Real Estate Construction China
A garbage collector walks past residential and office buildings in construction, in Hefei, Anhui province, China. Reuters

Sales of property-related trusts in China plunged 49% in the January-March quarter as the collapse of Zhejiang Xingrun Real Estate, a closely held Chinese property developer, drew investor attention to default risks.

Sales of property trusts, which target wealthy investors, dropped to 50.7bn yuan ($8.16bn, £4.86bn, €5.87bn) in the first quarter, from 99.7bn yuan in the fourth quarter of 2013, according to Use Trust data.

New property trust offerings accounted for 30% of total trust sales in the January to March period, down from 33% in the final quarter of 2013, according to Use Trust.

Challenging Year Ahead

Concerns surrounding default risks would make things difficult for developers looking to raise funds in 2014, a Bloomberg poll of analysts revealed.

This year could prove to be the most challenging for Chinese realty players since the short-term shock in 2008-09 in the aftermath of the global financial crisis, said David Cui, China strategist at Bank of America.

There is high probability that some property trust products will default this year.
- David Cui of Bank of America

"There is high probability that some property trust products will default this year," Cui told Bloomberg.
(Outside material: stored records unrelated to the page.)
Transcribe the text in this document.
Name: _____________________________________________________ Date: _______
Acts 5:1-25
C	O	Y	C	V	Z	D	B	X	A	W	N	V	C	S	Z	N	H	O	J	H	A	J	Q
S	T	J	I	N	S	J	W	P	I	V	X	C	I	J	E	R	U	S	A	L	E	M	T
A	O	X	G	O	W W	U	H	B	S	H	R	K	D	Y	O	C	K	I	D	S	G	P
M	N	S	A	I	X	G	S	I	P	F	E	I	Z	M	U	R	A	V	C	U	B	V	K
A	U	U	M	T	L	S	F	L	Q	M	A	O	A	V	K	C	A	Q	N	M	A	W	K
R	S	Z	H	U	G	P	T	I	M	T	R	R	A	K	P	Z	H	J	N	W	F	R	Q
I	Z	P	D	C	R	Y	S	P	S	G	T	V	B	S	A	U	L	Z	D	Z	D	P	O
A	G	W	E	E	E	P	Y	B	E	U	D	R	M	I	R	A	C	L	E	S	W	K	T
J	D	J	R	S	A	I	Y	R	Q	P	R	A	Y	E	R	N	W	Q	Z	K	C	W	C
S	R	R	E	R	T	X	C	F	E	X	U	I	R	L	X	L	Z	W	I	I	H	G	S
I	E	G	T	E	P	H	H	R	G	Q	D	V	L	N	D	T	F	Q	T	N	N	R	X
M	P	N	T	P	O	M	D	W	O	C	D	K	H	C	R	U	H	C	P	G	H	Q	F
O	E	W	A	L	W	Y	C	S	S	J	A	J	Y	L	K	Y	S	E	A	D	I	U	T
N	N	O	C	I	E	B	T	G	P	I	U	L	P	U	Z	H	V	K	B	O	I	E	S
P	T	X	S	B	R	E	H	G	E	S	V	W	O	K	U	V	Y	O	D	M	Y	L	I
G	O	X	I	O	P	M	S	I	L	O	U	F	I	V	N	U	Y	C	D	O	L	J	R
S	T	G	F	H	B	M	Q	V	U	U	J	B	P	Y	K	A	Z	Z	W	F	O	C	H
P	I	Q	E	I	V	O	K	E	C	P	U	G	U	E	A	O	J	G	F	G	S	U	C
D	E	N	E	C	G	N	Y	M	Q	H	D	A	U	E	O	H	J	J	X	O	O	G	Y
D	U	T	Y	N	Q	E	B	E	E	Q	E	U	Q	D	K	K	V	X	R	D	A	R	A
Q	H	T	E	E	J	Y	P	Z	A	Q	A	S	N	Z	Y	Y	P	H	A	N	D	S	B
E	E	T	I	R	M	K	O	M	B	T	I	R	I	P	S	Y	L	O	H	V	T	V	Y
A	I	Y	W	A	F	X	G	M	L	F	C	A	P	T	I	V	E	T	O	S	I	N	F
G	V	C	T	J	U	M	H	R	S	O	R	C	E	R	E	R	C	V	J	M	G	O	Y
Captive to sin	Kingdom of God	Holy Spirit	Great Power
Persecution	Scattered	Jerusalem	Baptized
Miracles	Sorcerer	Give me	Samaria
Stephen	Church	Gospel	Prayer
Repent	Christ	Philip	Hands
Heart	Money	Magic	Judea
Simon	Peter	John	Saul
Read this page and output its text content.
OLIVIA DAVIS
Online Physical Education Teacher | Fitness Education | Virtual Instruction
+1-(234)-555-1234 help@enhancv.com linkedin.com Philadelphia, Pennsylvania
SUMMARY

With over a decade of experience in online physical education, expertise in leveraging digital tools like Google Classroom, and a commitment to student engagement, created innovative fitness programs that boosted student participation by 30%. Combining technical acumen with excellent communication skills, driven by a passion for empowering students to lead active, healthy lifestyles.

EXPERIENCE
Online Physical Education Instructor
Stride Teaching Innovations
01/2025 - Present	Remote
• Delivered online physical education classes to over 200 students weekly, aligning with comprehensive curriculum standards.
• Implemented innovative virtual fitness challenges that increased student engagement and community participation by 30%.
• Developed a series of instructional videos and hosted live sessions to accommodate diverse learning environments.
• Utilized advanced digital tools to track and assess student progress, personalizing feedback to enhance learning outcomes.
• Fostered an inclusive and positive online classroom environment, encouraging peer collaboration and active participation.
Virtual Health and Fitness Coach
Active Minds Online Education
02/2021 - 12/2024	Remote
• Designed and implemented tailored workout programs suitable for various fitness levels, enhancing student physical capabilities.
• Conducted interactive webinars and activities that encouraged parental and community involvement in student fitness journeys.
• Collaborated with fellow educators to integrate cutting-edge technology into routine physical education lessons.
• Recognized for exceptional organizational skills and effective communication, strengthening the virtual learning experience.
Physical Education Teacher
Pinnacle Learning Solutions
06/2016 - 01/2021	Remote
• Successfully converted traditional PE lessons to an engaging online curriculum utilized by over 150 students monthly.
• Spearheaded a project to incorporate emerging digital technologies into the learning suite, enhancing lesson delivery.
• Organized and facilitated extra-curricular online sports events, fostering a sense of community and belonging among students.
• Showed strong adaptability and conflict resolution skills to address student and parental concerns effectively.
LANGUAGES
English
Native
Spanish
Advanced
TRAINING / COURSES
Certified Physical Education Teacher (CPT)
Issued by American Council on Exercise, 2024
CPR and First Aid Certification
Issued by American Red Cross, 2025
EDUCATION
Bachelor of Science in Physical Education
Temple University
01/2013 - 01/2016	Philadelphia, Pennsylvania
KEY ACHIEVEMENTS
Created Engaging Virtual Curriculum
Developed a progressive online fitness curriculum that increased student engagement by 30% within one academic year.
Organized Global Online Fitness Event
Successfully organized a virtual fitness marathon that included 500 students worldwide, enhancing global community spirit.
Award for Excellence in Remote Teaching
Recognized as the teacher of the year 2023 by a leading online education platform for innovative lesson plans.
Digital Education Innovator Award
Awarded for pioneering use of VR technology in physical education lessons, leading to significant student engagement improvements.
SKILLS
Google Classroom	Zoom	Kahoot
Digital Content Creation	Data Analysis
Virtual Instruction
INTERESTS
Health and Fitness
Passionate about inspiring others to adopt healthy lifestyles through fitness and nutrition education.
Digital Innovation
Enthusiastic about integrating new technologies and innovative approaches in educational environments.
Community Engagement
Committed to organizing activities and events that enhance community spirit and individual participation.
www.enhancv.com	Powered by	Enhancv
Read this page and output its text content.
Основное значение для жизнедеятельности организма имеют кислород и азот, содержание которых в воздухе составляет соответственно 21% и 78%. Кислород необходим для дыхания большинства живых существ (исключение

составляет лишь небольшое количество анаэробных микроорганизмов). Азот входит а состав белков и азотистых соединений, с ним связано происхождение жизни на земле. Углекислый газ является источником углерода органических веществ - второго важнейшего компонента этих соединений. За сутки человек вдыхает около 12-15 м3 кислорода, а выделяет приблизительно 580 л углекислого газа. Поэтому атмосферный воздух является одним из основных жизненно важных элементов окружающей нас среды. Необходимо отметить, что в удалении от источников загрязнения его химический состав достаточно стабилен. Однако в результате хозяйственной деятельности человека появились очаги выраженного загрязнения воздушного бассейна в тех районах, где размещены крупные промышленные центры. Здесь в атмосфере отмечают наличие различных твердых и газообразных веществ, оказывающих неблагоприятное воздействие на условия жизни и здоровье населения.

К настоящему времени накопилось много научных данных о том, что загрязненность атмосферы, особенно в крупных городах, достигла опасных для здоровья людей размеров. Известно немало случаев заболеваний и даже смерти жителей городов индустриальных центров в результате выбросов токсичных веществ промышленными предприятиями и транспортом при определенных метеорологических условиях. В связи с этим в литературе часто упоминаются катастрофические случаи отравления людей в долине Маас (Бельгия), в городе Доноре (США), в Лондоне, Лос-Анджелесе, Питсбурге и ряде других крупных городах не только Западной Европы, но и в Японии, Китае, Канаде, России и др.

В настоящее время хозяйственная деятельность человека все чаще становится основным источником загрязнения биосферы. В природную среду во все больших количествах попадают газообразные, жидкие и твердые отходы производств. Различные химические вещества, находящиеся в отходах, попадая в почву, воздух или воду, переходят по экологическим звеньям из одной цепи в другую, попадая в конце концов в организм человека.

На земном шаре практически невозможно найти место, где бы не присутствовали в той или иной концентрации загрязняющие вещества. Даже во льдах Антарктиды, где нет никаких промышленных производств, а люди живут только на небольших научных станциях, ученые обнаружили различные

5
"The banking system and the shadow banking system are becoming concerned about exposure. Once people refuse to provide credit to developers, their balance sheets will be under pressure, forcing them to cut prices. Once enough of them cut prices, fewer people would buy because most people buy property only when they think the price is going up. If this persists, it will turn into a vicious loop," Cui added.

Realty Lending Risks

A unit of Chia Sports Industry was unable to repay 144m yuan of principal on a 600m yuan trust loan for a sports centre project, according to a 4 April filing with the Shanghai Stock Exchange.

China's third-largest lender, Agricultural Bank of China, last week warned its branches about risks from real estate lending, unnamed sources told the news agency.

Premier Li Keqiang has said Beijing will regulate the housing market "differently in different cities" to factor local conditions.

Zhejiang Xingrun is based in the eastern town of Fenghua. The firm's collapse with 3.5bn yuan of debt in March added to default concerns as realty firms struggle with trust repayments comparable to the size of Puerto Rico's economy this year.